Shazawa, elle, est fascinée par Sumida, obsédée par cette existence sans rêve ni ambition dont elle note chaque phrase entendue en classe ou glanée dans les couloirs, autant de maximes qui tapissent les murs de sa chambre. Elle s'abreuve de poésie alors que ses parents attendent son suicide et décide de tout faire pour sauver Sumida en lui redonnant un peu d'espoir.

Sion Sono détourne le manga pessimiste de Furuya pour faire de Himizu un film essentiel, inscrit dans une actualité difficile. Il fait dialoguer l'adulte, au travers de Yoruno, de son professeur de collège... qui tentent désespérément de se relever, et l'adolescent, au travers de Sumida qui ne croit plus en rien et ne désire pas devenir adulte dans cette réalité, c'est-à-dire prendre les responsabilités de cette réalité et cesser de se terrer dans l'obscurité. Shazawa est le personnage que Sono choisi pour apporter l'espoir et ça n'a rien d'étonnant tant ce personnage semble définir son cinéma : débordant, presque hystérique, amoureux de poésie, sans concession..

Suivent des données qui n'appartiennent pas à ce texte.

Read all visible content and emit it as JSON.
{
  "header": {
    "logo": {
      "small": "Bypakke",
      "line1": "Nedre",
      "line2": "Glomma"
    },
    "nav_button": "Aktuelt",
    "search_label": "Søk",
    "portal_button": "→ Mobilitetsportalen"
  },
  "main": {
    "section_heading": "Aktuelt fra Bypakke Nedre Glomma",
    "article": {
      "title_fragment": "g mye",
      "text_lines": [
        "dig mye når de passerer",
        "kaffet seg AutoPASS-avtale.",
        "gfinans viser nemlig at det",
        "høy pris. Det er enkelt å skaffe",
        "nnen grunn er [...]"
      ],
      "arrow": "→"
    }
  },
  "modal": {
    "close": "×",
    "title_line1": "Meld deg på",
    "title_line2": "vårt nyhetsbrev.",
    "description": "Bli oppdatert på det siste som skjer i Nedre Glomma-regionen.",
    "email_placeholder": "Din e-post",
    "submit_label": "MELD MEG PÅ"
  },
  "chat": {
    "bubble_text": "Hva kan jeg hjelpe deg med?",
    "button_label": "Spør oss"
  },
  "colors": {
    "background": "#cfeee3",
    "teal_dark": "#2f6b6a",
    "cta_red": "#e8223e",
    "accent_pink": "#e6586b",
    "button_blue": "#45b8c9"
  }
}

C'est un film éprouvant par sa noirceur et son désespoir mais essentiel et superbe par le cri rageur qu'il pousse, Himizu est bel et bien un cri, une réaction brute. Et pour interpréter Sumida qui se couvre de peinture pour crier, Shota Sometani est un jeune acteur impressionnant que l'on reverra par la suite dans le cinéma de Sono, un cinéma malheureusement et honteusement trop peu connu en France.